Déception ! ceux qu’il renversait et foulait de son sabot se relevaient presque aussitôt. Les cornes étaient emboulonnées, mais elles pouvaient encore endommager reins et poitrines ; aussi plus d’un qui recevait le choc s’en allait chancelant, soutenu par des camarades.

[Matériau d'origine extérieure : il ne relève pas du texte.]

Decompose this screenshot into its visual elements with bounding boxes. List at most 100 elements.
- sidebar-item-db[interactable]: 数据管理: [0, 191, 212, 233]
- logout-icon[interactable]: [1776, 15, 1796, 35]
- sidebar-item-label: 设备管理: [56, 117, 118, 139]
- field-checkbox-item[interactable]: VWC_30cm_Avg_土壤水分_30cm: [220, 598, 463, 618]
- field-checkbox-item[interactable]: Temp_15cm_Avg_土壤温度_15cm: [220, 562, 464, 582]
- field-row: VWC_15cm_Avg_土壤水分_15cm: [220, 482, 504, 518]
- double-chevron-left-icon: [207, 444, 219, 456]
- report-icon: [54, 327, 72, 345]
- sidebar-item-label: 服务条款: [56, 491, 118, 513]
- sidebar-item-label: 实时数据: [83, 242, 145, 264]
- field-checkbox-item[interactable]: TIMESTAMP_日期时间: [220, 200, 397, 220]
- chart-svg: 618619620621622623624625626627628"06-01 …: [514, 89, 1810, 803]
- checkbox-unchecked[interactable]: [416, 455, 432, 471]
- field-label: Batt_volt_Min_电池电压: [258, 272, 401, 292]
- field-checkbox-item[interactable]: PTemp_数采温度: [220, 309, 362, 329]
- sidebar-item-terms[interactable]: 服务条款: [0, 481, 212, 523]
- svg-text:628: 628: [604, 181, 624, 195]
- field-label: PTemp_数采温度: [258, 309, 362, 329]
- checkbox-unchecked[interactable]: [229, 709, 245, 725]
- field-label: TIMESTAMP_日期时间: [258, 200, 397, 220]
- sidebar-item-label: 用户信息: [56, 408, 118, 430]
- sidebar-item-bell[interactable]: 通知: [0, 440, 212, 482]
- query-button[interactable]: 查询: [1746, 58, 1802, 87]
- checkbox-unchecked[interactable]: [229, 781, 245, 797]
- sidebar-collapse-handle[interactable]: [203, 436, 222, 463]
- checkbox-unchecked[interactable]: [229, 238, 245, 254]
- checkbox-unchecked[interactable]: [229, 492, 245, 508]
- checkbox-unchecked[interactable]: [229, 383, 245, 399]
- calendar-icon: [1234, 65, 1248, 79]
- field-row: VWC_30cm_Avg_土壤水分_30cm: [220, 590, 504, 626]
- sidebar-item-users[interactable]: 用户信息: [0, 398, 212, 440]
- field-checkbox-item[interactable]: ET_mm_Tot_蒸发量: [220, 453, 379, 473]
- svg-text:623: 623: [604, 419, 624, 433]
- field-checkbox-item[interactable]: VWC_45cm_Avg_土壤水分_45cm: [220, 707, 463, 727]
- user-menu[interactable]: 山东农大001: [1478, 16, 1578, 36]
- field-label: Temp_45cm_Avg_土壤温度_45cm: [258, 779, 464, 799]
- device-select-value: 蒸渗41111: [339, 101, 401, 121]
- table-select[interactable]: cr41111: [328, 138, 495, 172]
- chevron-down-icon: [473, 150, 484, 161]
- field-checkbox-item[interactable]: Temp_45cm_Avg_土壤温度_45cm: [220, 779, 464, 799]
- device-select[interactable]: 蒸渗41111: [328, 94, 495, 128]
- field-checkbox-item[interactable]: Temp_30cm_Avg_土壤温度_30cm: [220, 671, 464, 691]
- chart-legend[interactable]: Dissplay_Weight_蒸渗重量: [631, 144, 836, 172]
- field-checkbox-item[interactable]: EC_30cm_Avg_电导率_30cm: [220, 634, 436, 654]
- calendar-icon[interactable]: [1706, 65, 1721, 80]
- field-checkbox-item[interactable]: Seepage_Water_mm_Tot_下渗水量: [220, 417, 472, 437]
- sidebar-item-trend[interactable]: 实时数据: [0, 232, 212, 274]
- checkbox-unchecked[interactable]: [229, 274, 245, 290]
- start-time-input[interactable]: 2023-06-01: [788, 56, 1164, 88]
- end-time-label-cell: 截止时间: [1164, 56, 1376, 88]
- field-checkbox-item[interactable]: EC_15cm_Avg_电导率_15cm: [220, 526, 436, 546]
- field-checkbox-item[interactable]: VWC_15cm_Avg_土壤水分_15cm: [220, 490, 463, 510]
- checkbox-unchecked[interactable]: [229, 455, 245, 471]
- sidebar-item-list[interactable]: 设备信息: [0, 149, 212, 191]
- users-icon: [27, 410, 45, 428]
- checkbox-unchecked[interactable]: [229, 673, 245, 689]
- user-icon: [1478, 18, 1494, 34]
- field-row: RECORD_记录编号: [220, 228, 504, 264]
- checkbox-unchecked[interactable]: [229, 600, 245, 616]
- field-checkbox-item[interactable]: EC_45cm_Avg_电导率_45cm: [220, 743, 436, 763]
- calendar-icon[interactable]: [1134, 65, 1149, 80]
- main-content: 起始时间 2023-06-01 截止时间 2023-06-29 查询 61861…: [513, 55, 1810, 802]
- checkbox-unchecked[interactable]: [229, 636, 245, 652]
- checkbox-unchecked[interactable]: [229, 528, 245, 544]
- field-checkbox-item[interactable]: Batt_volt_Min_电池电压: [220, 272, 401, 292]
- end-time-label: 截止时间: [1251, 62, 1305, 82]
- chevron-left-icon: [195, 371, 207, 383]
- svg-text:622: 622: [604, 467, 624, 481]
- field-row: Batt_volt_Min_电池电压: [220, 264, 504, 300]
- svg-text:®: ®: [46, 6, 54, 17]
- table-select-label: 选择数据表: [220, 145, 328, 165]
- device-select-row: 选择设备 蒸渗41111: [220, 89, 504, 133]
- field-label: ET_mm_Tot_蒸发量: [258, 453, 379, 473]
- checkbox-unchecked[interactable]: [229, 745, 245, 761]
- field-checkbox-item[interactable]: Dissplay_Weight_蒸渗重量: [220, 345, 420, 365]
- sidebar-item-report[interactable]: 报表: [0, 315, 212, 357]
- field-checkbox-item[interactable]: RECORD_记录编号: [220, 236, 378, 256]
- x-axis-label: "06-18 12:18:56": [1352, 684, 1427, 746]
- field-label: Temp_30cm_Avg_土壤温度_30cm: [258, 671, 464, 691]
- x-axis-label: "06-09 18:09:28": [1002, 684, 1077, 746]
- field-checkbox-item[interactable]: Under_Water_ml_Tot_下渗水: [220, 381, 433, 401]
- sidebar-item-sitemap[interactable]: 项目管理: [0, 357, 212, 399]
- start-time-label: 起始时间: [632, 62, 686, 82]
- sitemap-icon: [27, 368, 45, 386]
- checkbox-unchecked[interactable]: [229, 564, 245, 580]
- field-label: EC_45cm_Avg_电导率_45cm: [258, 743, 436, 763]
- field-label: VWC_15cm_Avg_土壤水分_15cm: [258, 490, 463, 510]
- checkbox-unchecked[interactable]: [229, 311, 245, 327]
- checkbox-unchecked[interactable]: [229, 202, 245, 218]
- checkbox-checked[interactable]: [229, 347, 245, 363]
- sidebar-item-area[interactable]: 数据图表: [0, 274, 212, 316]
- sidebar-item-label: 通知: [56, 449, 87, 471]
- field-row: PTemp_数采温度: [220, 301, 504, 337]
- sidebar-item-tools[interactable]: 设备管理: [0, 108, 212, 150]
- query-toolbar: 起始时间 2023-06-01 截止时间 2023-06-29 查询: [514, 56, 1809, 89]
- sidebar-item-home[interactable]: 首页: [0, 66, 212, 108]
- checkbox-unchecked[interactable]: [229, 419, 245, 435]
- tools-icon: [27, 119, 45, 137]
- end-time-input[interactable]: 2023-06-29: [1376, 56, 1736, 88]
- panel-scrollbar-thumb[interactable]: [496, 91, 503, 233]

On lâche ainsi l’un après l’autre, dès que la course est finie, trois ou quatre taureaux dans la foule pour son propre amusement. La plèbe joue au capador. Vestes et paletots retirés sont agités en guise de capes autour de la bête qui bientôt s’affole, et la première fureur passée, finit par tourner éperdue sur elle-même. Quand son désarroi a suffisamment duré, on pousse dans le cirque trois ou quatre bœufs qui emmènent leur compagnon.

XVIII
LES TOREROS

Les Parisiens n’ont pu qu’imparfaitement juger, par les courses de l’Hippodrome, de ce que peuvent être les véritables corridas quand la bête furieuse menace de ses cornes ensanglantées la poitrine des toreros.

Ce n’est pas un métier facile, et plus d’un sort de l’arène le corps troué, estropié pour la vie. Aussi, dans chaque cirque, une chambre et des lits garnis de sœurs de charité attendant l’hôte de cet hôpital provisoire. Il est peu de toreros qui n’aient une côte enfoncée ou une cuisse traversée après un an ou deux d’exercice.

Le célèbre Manuel Dominguez, mort à Séville, en 1885, à l’âge de soixante-quinze ans, était criblé de cicatrices comme rarement le fut vétéran de la Grande Armée. Outre des éraflures, avaries, meurtrissures, horions, coups de corne sans nombre, il eut quatre fois la cuisse traversée de part en part, un œil crevé, une profonde encornade près de l’anus, deux autres dans la fesse, une au côté droit. Il mourut, on le voit, couvert de blessures et de gloire. Passé soixante-dix ans, il tuait encore le taureau : sa dernière bataille fut livrée à Séville, en faveur des inondés de Murcie.

Manuel Ereria, jeune matador qui, pendant mon séjour à Séville, me donna maints détails sur les gens de sa profession, eut, dès ses débuts dans la carrière, deux côtes enfoncées, et dans sa chute une banderille lui traversa la cuisse.

Il n’est guère plus d’une douzaine de célébrités tauromachiques ; on les appelle les primas espadas, premières épées, et leur réputation surpasse celle des plus illustres écrivains et des plus grands hommes d’État.

Si donc le métier est dangereux, il est glorieux, et la gloire qui en jaillit n’est pas improductive. Jerez Frascuela, Salvador Sanchez, Manuel Garcia, Lagartijo, Cara Ancha, Angel Pastor, Valentin, Raphael, Mazzantini gagnent de 10 000 à 14 000 réaux par course (2500 à 3500 francs). Ce n’est pas, il est vrai, ce que gagnent certains de nos chanteurs ou de nos histrionnes, mais c’est déjà un beau denier. Mazzantini, demandé en 1885 à Buenos-Ayres, avec son escadrille, réalisa en deux mois un bénéfice de 150 000 francs.

Mais ceux-là sont les gros seigneurs des courses, les Hugos, les Dumas, les Zolas, les Ohnets de la corporation. Les autres bons matadors se contentent de sommes moindres, 1000 à 1500 francs par corrida. Quant aux banderilleros et aux picadors, leurs appointements ne dépassent guère 30 ou 40 douros (150 à 200 francs), bien qu’ils courent presque autant de dangers.